You might expect that as AI gets cheaper, more researchers will use it, and the access problem will solve itself. This is the logic of Jevons paradox: when the cost of a resource drops, demand for it increases, often so much that total consumption rises rather than falls. Satya Nadella invoked Jevons paradox after DeepSeek demonstrated that capable AI models could be built at lower cost. "As AI gets more efficient and accessible, we will see its use skyrocket," he wrote. But Jevons paradox assumes the resource actually becomes accessible. What we're seeing in scientific AI is something different: artificial scarcity. The cost of running inference may drop, but access is controlled through enterprise agreements, trusted access programs, and strategic partnerships. The efficiency gains don't flow to everyone equally. They flow to whoever can negotiate the best deal. This creates a peculiar dynamic. AI should make research cheaper and more abundant. Instead, the best AI tools create new forms of competitive advantage that entrench existing hierarchies. The labs that can afford GPT-Rosalind don't just do the same research faster. They do research that smaller labs simply cannot attempt.

What would actual democratization look like?

If we're serious about AI democratizing drug discovery, a few things would need to change. First, tiered access models. Enterprise pricing for Pfizer is reasonable. But there should be meaningful academic pricing, not just a free plugin, but access to the full reasoning capabilities at rates that NIH-funded labs can afford. Second, open data mandates. If AI models trained on publicly funded research generate commercially valuable insights, some of that value should flow back to the public research ecosystem. The Bayh-Dole Act created a framework for this in the era of patents. We need an equivalent for the era of AI-generated discoveries. Third, investment in open-source scientific AI. Governments and foundations should fund the development of open models that can compete with proprietary ones on scientific reasoning tasks. Not just chatbots that can answer medical trivia, but genuine research tools. Fourth, data sharing requirements. The biggest advantage proprietary models have is access to proprietary data. Policies that encourage or require sharing of pre-competitive biological data would level the playing field more than any model release.

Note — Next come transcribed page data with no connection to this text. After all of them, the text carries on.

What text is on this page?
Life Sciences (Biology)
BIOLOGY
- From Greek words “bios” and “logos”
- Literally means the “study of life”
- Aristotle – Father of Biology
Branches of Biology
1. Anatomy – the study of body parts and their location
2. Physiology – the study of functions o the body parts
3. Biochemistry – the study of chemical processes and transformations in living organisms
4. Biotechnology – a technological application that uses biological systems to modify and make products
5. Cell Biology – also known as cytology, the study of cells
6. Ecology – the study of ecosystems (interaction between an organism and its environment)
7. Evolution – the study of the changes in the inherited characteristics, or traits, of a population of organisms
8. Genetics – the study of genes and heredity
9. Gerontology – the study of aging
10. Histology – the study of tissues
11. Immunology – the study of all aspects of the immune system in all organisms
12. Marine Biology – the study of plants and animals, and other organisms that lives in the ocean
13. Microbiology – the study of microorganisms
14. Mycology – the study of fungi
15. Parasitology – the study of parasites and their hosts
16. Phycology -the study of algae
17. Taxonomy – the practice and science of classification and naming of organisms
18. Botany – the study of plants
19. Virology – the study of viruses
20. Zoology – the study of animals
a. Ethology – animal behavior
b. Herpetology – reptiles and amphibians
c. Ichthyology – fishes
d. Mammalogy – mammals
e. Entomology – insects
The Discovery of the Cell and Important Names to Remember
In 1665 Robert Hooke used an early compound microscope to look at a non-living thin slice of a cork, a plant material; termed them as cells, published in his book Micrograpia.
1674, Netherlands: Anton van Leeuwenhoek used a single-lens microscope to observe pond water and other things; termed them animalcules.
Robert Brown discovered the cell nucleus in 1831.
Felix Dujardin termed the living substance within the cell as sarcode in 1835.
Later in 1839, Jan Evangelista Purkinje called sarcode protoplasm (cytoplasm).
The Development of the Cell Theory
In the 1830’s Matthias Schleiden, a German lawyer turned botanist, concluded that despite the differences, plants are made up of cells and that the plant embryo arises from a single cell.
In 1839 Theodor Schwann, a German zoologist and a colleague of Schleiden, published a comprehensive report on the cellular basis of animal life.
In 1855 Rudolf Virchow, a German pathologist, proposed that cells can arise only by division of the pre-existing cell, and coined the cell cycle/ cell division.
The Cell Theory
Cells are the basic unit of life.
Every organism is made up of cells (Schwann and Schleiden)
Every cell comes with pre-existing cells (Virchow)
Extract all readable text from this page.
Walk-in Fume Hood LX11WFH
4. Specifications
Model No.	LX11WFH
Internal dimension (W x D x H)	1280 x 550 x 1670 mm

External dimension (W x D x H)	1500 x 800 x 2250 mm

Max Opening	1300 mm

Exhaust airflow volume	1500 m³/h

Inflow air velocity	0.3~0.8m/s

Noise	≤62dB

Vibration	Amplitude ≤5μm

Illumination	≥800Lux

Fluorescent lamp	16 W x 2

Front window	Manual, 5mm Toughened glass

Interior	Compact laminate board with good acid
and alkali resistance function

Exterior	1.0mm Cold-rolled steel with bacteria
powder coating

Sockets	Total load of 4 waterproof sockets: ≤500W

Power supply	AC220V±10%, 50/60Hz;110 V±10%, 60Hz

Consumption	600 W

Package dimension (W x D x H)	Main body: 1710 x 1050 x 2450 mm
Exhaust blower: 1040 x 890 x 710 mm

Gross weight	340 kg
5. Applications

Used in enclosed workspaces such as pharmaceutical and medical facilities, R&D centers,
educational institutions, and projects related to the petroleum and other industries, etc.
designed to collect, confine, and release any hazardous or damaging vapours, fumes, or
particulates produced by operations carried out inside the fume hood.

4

The stakes are higher than market share

This isn't a typical tech industry access debate. When the best coding tools are expensive, some developers write less efficient code. When the best drug discovery tools are expensive, some diseases don't get cured. Neglected tropical diseases affect hundreds of millions of people in low-income countries. Rare diseases collectively affect 300 million people worldwide but individually attract little pharmaceutical investment because the markets are too small. These are exactly the areas where AI could make the biggest difference, where collapsing the cost of early-stage research could unlock programs that the market would never fund on its own. But only if researchers working on those problems can actually use the tools. The drug discovery pipeline was always expensive and slow. AI has the potential to change that. The question is whether that potential will be realized broadly or captured narrowly. Right now, the trajectory points toward capture. GPT-Rosalind is a remarkable piece of technology. It's also a reminder that the most powerful tools tend to go to the most powerful players, unless we deliberately build systems that work differently.